I've done a lot of jobs in my life.  I've been a lifeguard, a swimming teacher, I worked in door to door sales in the middle of summer in Phoenix Arizona, fast-food, reception, outdoor laborer college student and more.  Some of those jobs were really, really hard. 

I can remember sitting on the curb somewhere in the vast desert of Phoenix, Arizona after a particularly bad sales day.  I had been yelled at, threatened and had door after door slammed in my face.  It was 120 degrees (NOT lying)  and I had been outside for 9 hours and not made a single sale...meaning I just worked 9 hours for zero dollars.  I was hot, thirsty, homesick and heartsick.  I remember sitting on the curb under what little shade a palm tree offers, crying and crying.  After I had managed to pull myself together a little bit a Schwan delivery man pulled up to the house I was sitting in front of.  He of course noticed me in my pitiful state and presented me with an ice cream as well as some friendly small talk.  Feeling much better, I walked to the next house on the street and made my first sale of the day.  That was a hard day.

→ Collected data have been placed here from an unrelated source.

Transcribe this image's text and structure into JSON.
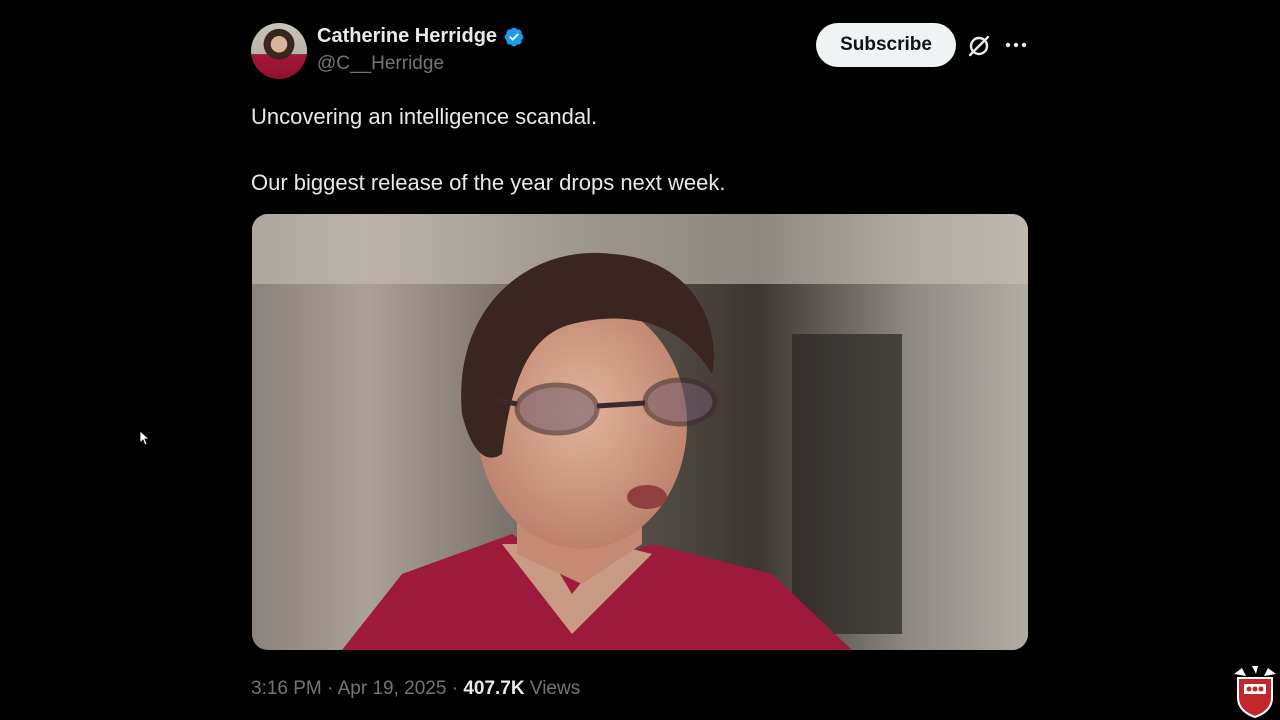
{
  "author": {
    "display_name": "Catherine Herridge",
    "handle": "@C__Herridge",
    "verified": true,
    "avatar_icon": "profile-photo"
  },
  "actions": {
    "subscribe_label": "Subscribe",
    "grok_icon": "grok-icon",
    "more_icon": "more-options-icon"
  },
  "tweet": {
    "line1": "Uncovering an intelligence scandal.",
    "line2": "Our biggest release of the year drops next week."
  },
  "media": {
    "type": "video",
    "description_icon": "video-thumbnail"
  },
  "meta": {
    "time": "3:16 PM",
    "date": "Apr 19, 2025",
    "views_count": "407.7K",
    "views_label": "Views"
  },
  "colors": {
    "background": "#000000",
    "text": "#e7e9ea",
    "muted": "#71767b",
    "verified": "#1d9bf0",
    "subscribe_bg": "#eff3f4"
  }
}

Of all the tough jobs I've done and long hours I've pulled by far the toughest job I've had is that of Mother.  I don't have to provide a list to explain why it's hard.  If you have ever had children, seen children or been a child you know EXACTLY why it's tough.  But the thing that makes it most difficult is the judgment and lack of support.  Everyone in the world seems to know how to raise you baby better than you do and they aren't shy to tell you why you stink or are failing at your job. 

In one particular instance, I had to take Kylea with me to an appointment.  It was passed her "wind-down" time and quickly approaching her bedtime.  I had no other options though, I had to bring her with me.  When Kylea gets tired she gets extra hyper and finds herself getting into anything and everything that she shouldn't.  I can tell when I have inadvertently missed her bedtimes because she begins sprinting around the couch while screeching and she laughs at EVERYTHING.  I call it the "sleepy sillies."

Anyway, Kylea was in FULL sleepy silly mode.  She was running me off my feet.  I was trying my best to make the visit meaningful and keep my toddler from wreaking havoc.  The conversation progressed and one woman commented on what a docile temperament another woman's 9 month old child had.  The woman quipped back, "It's got nothing to do with temperament and everything to do with schedules and expectations."  She made sure to look directly at me and the wiggly one year old sitting in my lap.

I smiled, but my heart broke.  I felt shockingly similar to the day that I sat on the curb in Phoenix and cried. only this time, no one would offer ice cream and encouraging words.  This time if things were hard, it was my fault. 

If this teaches me anything. It teaches me that it's my duty to love, support and respect my fellow mothers. We do enough self-shaming lets not pull each other down! 

So, mothers if you are feeling like you have just failed your own mommy judgement day remember this.

You are the perfect mother for your child. 

In your child's eyes you hang the moon. No one loves that sweet child quite the way that you do.